Compliance, Fintech

Reflections from Lend360: What’s next in online lending?

Earlier this month, I had the opportunity to attend Lend360, a conference that brings together the best and brightest minds in the online lending industry. From regulatory updates and fraud prevention, to fintech disruption and lender pain points, the week was packed with high level discussions about the future of this dynamic industry.

The overall mood at the conference was one of optimism. Virtually every executive I connected with was excited about continued growth and opportunity in the online lending industry. Here at Servicing Solutions, we share that same optimism and firmly believe that online lending will continue to be an important and vibrant part of the global financial services landscape.

However, there were also some current topics and issues that my fellow attendees were cautious—perhaps even concerned—about. This is not surprising given the frantic pace that this industry is evolving at. Throughout the week, I overheard or took part in several discussions about the following topics that, in my view, have created caution in the industry:

  1. Regulatory Developments: The challenges that online lenders face when trying to work within existing regulatory structure has been well-documented, with some going as far as saying that it can be a threat to innovation. From panel discussions focused on state-level regulation to broader discussions about federal policy, what’s next in fintech/online lending regulation was certainly a common question that permeated many of the week’s discussions.
  2. Compliance Concerns: The questions and uncertainly about regulatory developments have most certainly led to practical concerns about compliance. Getting more specific, I was struck by what appears to be a reluctance by many lenders on how—or even if—to pursue collections…whether handling it in house or through a third party. Perhaps they don’t want the exposure or perhaps they’re not confident in their own Compliance Management System, but my conversations at the conference made it clear that collections are among the areas that keep online lenders up at night.
  3. National Fintech Bank Charter: After years of discussion, the Office of the Comptroller of the Currency’s announcement this summer would begin considering applications for special purpose national bank charters from fintech companies was one of the most talked about items at Lend360.  I’d characterize these discussions as being less focused on concern and more on anticipation. The prevailing hope is that it encourages—instead of stifles—innovation for fintechs and online lenders. Of course, much remains to be seen, but I believe this represents one of the most important turning points for the industry in recent years.

Reflecting back on the topics that were discussed most commonly thought the week reaffirms just why Servicing Solutions went into business in the first place. With this unprecedented speed of innovation showing no signs of slowing down, it is absolutely imperative that fintechs and online lenders treat regulatory and compliance issues, along with major industry developments, with the attention and expertise that they demand. While some lenders may have the desire and/or capacity to do this in house, many do not.

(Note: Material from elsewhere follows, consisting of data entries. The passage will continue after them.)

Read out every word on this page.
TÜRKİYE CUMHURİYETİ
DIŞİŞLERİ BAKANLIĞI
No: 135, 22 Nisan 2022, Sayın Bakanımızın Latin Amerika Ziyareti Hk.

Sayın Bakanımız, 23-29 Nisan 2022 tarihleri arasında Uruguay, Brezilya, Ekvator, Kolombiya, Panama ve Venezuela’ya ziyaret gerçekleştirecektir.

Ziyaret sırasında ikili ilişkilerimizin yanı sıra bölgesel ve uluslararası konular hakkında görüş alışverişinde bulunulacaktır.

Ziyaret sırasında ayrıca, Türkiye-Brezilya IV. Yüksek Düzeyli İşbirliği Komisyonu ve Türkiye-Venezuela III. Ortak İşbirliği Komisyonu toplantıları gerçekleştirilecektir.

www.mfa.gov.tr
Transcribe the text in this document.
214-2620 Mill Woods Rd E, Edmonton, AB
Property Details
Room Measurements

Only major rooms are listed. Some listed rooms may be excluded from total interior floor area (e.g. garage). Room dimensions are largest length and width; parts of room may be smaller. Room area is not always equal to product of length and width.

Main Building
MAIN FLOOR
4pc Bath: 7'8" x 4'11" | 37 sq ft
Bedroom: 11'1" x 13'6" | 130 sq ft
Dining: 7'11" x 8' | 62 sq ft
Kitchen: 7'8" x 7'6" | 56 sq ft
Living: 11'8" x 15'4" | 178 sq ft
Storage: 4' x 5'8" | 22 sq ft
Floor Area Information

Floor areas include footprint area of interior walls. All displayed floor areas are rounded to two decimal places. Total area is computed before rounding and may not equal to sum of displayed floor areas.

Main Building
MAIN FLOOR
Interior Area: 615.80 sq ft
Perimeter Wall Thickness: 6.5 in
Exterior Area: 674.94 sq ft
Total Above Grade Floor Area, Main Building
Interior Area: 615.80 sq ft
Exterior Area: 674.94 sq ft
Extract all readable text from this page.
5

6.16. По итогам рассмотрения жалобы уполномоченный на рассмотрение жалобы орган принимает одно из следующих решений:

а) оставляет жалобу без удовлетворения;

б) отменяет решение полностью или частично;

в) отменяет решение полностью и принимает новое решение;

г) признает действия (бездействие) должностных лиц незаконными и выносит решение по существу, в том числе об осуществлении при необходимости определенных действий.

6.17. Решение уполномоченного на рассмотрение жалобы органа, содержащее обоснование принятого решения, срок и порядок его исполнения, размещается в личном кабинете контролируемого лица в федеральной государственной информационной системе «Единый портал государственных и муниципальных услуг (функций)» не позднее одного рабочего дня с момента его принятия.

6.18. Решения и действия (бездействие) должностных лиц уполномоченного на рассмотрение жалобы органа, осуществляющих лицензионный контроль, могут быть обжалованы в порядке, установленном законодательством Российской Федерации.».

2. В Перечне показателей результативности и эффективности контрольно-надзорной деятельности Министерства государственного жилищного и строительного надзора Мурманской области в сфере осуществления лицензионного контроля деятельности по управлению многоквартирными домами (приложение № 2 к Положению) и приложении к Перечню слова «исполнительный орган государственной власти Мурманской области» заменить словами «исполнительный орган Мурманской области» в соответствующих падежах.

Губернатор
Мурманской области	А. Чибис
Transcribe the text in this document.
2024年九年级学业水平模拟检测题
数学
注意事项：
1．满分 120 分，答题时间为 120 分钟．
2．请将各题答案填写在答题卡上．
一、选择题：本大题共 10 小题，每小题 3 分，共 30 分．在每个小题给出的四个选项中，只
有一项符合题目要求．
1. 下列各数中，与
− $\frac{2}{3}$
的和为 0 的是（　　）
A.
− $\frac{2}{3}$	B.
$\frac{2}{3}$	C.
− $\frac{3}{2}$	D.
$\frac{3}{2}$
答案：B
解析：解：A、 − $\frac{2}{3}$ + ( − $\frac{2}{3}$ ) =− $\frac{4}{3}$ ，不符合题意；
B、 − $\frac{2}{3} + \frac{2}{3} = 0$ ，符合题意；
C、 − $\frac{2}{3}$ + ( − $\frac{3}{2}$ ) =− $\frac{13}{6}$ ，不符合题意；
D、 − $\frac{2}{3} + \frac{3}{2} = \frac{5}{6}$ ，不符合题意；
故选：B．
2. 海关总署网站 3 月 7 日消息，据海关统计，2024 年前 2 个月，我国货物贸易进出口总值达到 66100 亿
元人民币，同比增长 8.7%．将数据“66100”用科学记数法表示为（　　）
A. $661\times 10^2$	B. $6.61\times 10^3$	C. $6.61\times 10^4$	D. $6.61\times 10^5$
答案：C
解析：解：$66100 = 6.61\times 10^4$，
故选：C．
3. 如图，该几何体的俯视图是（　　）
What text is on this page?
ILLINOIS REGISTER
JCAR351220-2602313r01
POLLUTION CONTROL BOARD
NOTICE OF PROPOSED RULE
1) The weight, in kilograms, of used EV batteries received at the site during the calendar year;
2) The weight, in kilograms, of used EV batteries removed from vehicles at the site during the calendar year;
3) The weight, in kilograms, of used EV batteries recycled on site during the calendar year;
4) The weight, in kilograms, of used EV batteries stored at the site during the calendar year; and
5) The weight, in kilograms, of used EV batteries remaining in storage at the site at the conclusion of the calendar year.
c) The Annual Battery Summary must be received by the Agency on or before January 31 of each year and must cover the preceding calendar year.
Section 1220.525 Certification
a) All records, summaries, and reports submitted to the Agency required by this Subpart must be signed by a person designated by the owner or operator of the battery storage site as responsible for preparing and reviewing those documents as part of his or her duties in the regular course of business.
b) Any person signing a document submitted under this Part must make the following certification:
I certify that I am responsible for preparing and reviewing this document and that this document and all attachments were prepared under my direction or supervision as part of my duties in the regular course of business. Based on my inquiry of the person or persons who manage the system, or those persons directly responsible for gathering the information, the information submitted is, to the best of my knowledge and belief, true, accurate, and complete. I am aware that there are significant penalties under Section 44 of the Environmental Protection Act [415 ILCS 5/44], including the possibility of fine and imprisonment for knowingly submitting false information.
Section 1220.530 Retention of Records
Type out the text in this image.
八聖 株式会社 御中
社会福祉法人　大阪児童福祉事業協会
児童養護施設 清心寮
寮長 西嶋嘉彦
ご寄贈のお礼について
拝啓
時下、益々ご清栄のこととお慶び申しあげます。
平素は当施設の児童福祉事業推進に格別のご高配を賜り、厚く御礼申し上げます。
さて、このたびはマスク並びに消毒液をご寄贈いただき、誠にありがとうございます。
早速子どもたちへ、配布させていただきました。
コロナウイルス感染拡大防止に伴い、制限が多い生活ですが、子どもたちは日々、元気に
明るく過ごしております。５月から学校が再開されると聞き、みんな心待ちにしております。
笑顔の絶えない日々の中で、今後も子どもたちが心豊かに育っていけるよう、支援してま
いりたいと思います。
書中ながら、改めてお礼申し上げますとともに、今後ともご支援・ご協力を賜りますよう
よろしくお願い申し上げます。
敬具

However, the lack of a suitable in-house function is not something that should cause lenders to slow down or shy away from innovation. Having the right servicing and compliance partner in place—one that truly knows the complexities of these industries—will allow fintechs and online lenders to focus on what they do best, while having the peace of mind that they are absolutely buttoned up from a compliance and regulatory standpoint.

Anything less could pose a real threat to the future vitality of these important financial services disruptors.